Baca: Tiba di Jakarta, The Script Nikmati Nasi Goreng dan Sate
Danny pun sempat membuka konser dengan sapaan berbahasa Indonesia. “"Gimana? Apa yang kalian rasakan malam ini? Cinta mati, cinta mati,” tuturny berusaha tak terbata-bata.
Lebih-lebih saat hampir satu jam band asal Dublin, Irlandia ini menghentak ruangan Kasablanka Hall, di Mal Kasablanka. Saat area panggung gelap, tiba-tiba saja para personil The Script muncul dari pintu di area festival.
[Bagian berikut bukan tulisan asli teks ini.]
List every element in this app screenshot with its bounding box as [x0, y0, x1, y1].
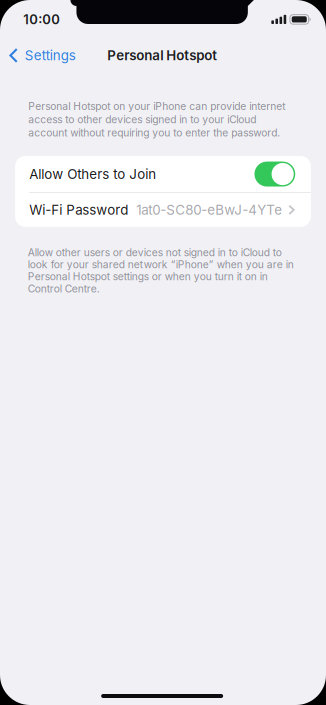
button[interactable]: Allow Others to Join — [15, 156, 311, 192]
staticText: Personal Hotspot on your iPhone can prov… — [28, 100, 285, 139]
staticText: Personal Hotspot — [107, 47, 217, 64]
button[interactable]: Settings — [0, 42, 86, 68]
staticText: Wi-Fi Password — [29, 202, 128, 218]
staticText: Allow Others to Join — [29, 166, 156, 182]
staticText: 10:00 — [23, 12, 60, 27]
button[interactable]: Wi-Fi Password — [15, 193, 311, 227]
staticText: Allow other users or devices not signed … — [28, 246, 294, 295]
staticText: Settings — [25, 47, 76, 64]
staticText: 1at0-SC80-eBwJ-4YTe — [136, 202, 282, 218]
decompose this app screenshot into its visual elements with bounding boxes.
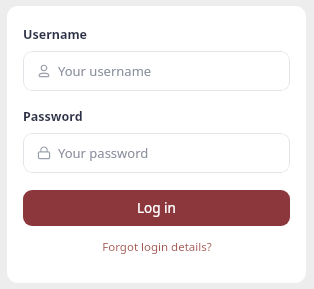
staticText: Your username	[58, 62, 152, 80]
button[interactable]: Your password	[23, 133, 290, 173]
button[interactable]: Log in	[23, 190, 290, 226]
staticText: Forgot login details?	[102, 239, 212, 255]
button[interactable]: Forgot login details?	[23, 239, 290, 255]
staticText: Password	[23, 108, 83, 125]
staticText: Your password	[58, 144, 149, 162]
staticText: Log in	[137, 199, 176, 217]
staticText: Username	[23, 26, 88, 43]
button[interactable]: Your username	[23, 51, 290, 91]
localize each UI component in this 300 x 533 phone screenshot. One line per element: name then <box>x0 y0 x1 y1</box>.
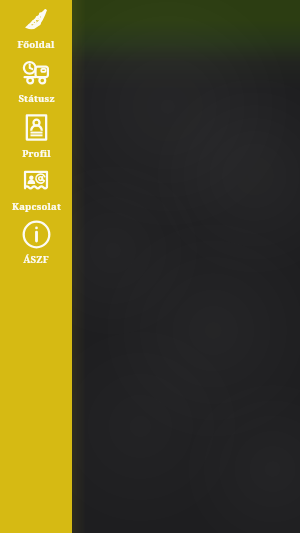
staticText: Profil <box>22 147 51 160</box>
staticText: Főoldal <box>17 38 55 51</box>
staticText: ÁSZF <box>23 253 49 266</box>
staticText: Kapcsolat <box>12 200 61 213</box>
button[interactable]: Főoldal <box>0 0 72 51</box>
button[interactable]: Státusz <box>0 51 72 105</box>
staticText: Státusz <box>18 92 55 105</box>
button[interactable]: Profil <box>0 105 72 160</box>
button[interactable]: ÁSZF <box>0 213 72 266</box>
button[interactable]: Kapcsolat <box>0 160 72 213</box>
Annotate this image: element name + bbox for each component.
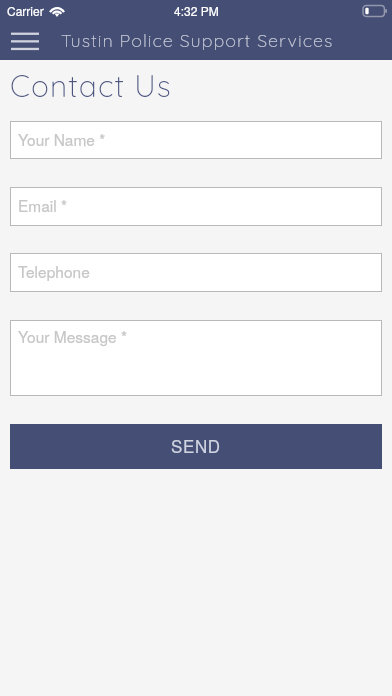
button[interactable]: Email * xyxy=(10,187,382,226)
button[interactable]: Your Name * xyxy=(10,121,382,159)
button[interactable]: SEND xyxy=(10,424,382,469)
staticText: Tustin Police Support Services xyxy=(61,29,334,52)
button[interactable]: Telephone xyxy=(10,253,382,292)
staticText: Telephone xyxy=(18,260,90,282)
staticText: Your Message * xyxy=(18,325,127,347)
staticText: Your Name * xyxy=(18,128,106,150)
staticText: Email * xyxy=(18,194,68,216)
staticText: SEND xyxy=(171,433,221,457)
staticText: 4:32 PM xyxy=(174,2,219,19)
button[interactable]: Open navigation menu xyxy=(0,22,49,60)
button[interactable]: Your Message * xyxy=(10,320,382,396)
staticText: Contact Us xyxy=(10,67,172,105)
staticText: Carrier xyxy=(7,2,44,19)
Kehadiran mereka sontak membuat para penonton segera bergeser. Tak Cuma itu, Danny O'Donoghue pun sempat mengganti pakaiannya dengan batik bernuansa cokelat dan kuning. Mereka membawakan lagu If You Ever Comeback yang berasal dari album Science & Faith yang dibawakan dalam nuansa akustik diiringi beatbox asal Indonesia. Lagu berganti ke Never Seen Anything Quite Like You, suasana panggung dengan pencahayaan minimalis dengan lagu seliris ini harusnya menghadirkan nuansa yang syahdu, namun lagi-lagi harus kalah dengan jerit histeris penonton.
Kejutan yang dilakukan tak henti di situ, selain area festival yang didekati. Danny O'Donoghue juga hadir di area Diamond. Para penonton yang awalnya duduk manis langsung berdiri dan mengangkat tinggi-tinggi ponsel mereka. Saat itu Mark Sheehan (keyboard dan gitar) dan Glen Power (drum) kembali mengiringi Danny bawakan lagu The Energy Never Dies dari panggung utama.
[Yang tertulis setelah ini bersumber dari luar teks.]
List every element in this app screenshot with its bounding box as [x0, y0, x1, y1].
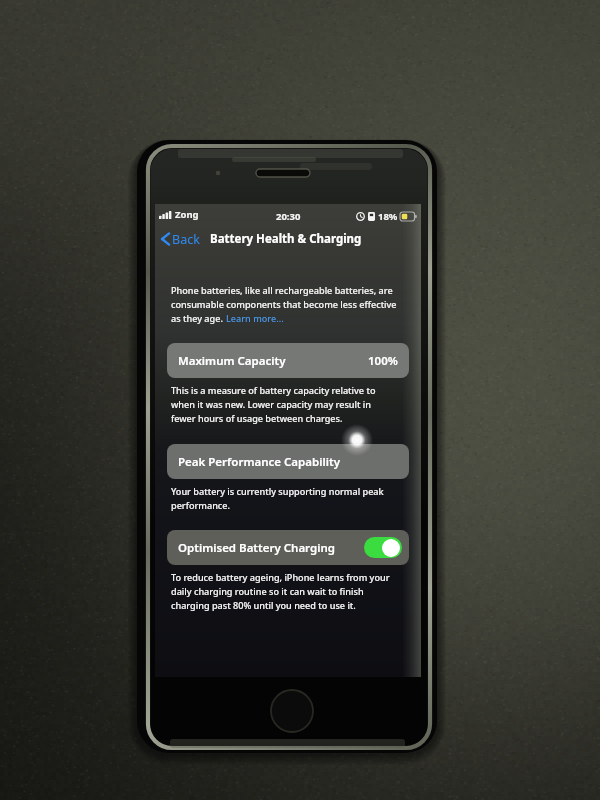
staticText: Maximum Capacity [178, 353, 286, 369]
button[interactable]: Back [160, 229, 201, 248]
staticText: This is a measure of battery capacity re… [171, 384, 376, 396]
staticText: Your battery is currently supporting nor… [171, 485, 384, 497]
staticText: Peak Performance Capability [178, 454, 340, 470]
staticText: 100% [368, 353, 398, 369]
button[interactable]: Learn more... [226, 312, 284, 324]
staticText: Back [172, 231, 200, 246]
staticText: Optimised Battery Charging [178, 540, 335, 556]
staticText: Battery Health & Charging [210, 231, 362, 247]
staticText: when it was new. Lower capacity may resu… [171, 398, 372, 410]
button[interactable]: Optimised Battery Charging [167, 530, 409, 565]
staticText: as they age. [171, 312, 223, 324]
button[interactable]: Peak Performance Capability [167, 444, 409, 479]
staticText: charging past 80% until you need to use … [171, 599, 356, 611]
staticText: To reduce battery ageing, iPhone learns … [171, 571, 390, 583]
button[interactable]: Maximum Capacity [167, 343, 409, 378]
staticText: daily charging routine so it can wait to… [171, 585, 364, 597]
staticText: 20:30 [276, 210, 301, 223]
staticText: fewer hours of usage between charges. [171, 412, 343, 424]
staticText: 18% [378, 210, 398, 223]
staticText: consumable components that become less e… [171, 298, 397, 310]
button[interactable]: Optimised Battery Charging toggle [364, 537, 402, 558]
staticText: performance. [171, 499, 231, 511]
staticText: Phone batteries, like all rechargeable b… [171, 284, 393, 296]
staticText: Zong [175, 208, 199, 221]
Konser The Script ke Indonesia kali ini merupakan bagian dari rangkaian tournya Freedom Child Tour - Live in Jakarta. Sehingga di konser yang berlangsung kurang dari dua jam itu, The Script pun membawakan lagu-lagu dari album Freedom Child.
Sekitar lima belas lagu dibawakan dengan durasi satu setengah jam lebih. Sesuai tema konser dan lagu-lagu yang dibawakan, The Script mengusung banyak pesan dari cinta, kebebasan, hingga perdamaian.
Dari lagu Arms Open misalnya, The Script menyisipkan sebuah pesan sosial. Dukungan mereka terhadap program A Sense of Home terwakili lewat lagu ini. A Senses of Home merupakan sebuah program yang diperuntukkan bagi mereka yang umurnya telah melewati batas asuh dari panti asuhan. Sebuah rumah disediakan bagi mereka agar tak merasa kesepian dan kesulitan untuk mendapatkan tempat tinggal serta pekerjaan setelah tak lagi tinggal di panti.
Penampilan The Script ditutup dengan lagu Hall of Fame. Lagu ini mengangkat topik tentang perisakan. Danny pun sempat menuturkan ajakan soal perdamaian sebelum melantunkan lagu tersebut. Lewat lagu-lagunya, The Script seolah meyakini bisa menitipkan dan menyebarkan pesan yang luas lantaran musik tak memiliki batas demografis.